L’April Update de Windows 10 commence sa diffusion à travers Windows Update. L’outil de mise à jour, qui déclenche manuellement l’installation, est lui aussi proposé, de même que l’utilitaire chargé de récupérer les ISO.

Avec près de trois semaines de retard sur le plan initial, la nouvelle grande mise à jour de Windows 10 (version 1803, build 17134) est désormais disponible. Sa distribution va se faire au fil des semaines afin de prévenir tout problème, mais vous pouvez tout de même tenter une vérification dans Windows Update dès maintenant.

Si l’April Update n’y apparaît pas, c’est qu’il faut attendre. Microsoft procède en effet toujours par vagues successives : les machines sans incompatibilité ou autre problème d’abord, puis petit à petit, le temps que les remontées façonnent le support technique. Microsoft précise que la distribution globale et automatique commencera le 8 mai.

Solution la plus efficace pour ceux ne souhaitant pas attendre : récupérer l’outil de mise à jour. Il force Windows 10 à récupérer l’April Update et déclenche son installation. Le résultat est strictement le même que si Windows Update s’en était occupé.
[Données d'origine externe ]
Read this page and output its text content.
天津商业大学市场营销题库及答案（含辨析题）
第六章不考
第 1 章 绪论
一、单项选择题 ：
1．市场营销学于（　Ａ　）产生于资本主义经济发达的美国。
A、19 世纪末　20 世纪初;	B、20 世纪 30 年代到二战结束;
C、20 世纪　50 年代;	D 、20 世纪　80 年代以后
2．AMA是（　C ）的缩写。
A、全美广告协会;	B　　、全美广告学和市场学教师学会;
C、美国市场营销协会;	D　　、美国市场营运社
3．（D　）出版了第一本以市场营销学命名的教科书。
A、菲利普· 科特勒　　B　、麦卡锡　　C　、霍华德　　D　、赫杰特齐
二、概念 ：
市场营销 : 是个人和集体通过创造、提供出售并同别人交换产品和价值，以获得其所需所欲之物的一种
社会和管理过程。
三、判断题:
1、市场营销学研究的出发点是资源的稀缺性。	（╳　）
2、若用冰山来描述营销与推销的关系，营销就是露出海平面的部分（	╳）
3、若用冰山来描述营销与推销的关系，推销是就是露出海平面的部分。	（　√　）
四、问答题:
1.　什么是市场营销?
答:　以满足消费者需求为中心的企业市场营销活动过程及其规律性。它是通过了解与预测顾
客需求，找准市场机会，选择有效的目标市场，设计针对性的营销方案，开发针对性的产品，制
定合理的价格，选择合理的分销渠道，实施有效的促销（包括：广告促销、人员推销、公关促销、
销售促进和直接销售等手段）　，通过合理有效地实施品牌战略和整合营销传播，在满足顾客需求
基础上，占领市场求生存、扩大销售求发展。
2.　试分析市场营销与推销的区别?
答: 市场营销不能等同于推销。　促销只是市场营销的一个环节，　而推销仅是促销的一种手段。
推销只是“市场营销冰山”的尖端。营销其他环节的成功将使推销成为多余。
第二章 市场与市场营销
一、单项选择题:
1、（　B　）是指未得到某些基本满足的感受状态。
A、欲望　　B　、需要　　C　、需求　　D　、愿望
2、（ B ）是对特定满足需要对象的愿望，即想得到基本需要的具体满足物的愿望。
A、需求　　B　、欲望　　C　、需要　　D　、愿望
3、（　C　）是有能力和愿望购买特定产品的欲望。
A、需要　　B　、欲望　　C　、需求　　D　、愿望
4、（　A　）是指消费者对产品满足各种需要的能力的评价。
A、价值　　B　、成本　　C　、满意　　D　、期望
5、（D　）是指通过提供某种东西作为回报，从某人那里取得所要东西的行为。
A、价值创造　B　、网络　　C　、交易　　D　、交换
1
L’autre solution est d’opter pour l’outil de création de support (Media Creation Tool). Celui-ci récupèrera la version la plus récente de Windows 10 pour l’enregistrer sous forme d’une image ISO ou la transférer directement sur une clé USB (formatée au passage), qui permet alors une installation neuve. Cette méthode est plus adaptée à une nouvelle machine ou dans le cas d’un formatage.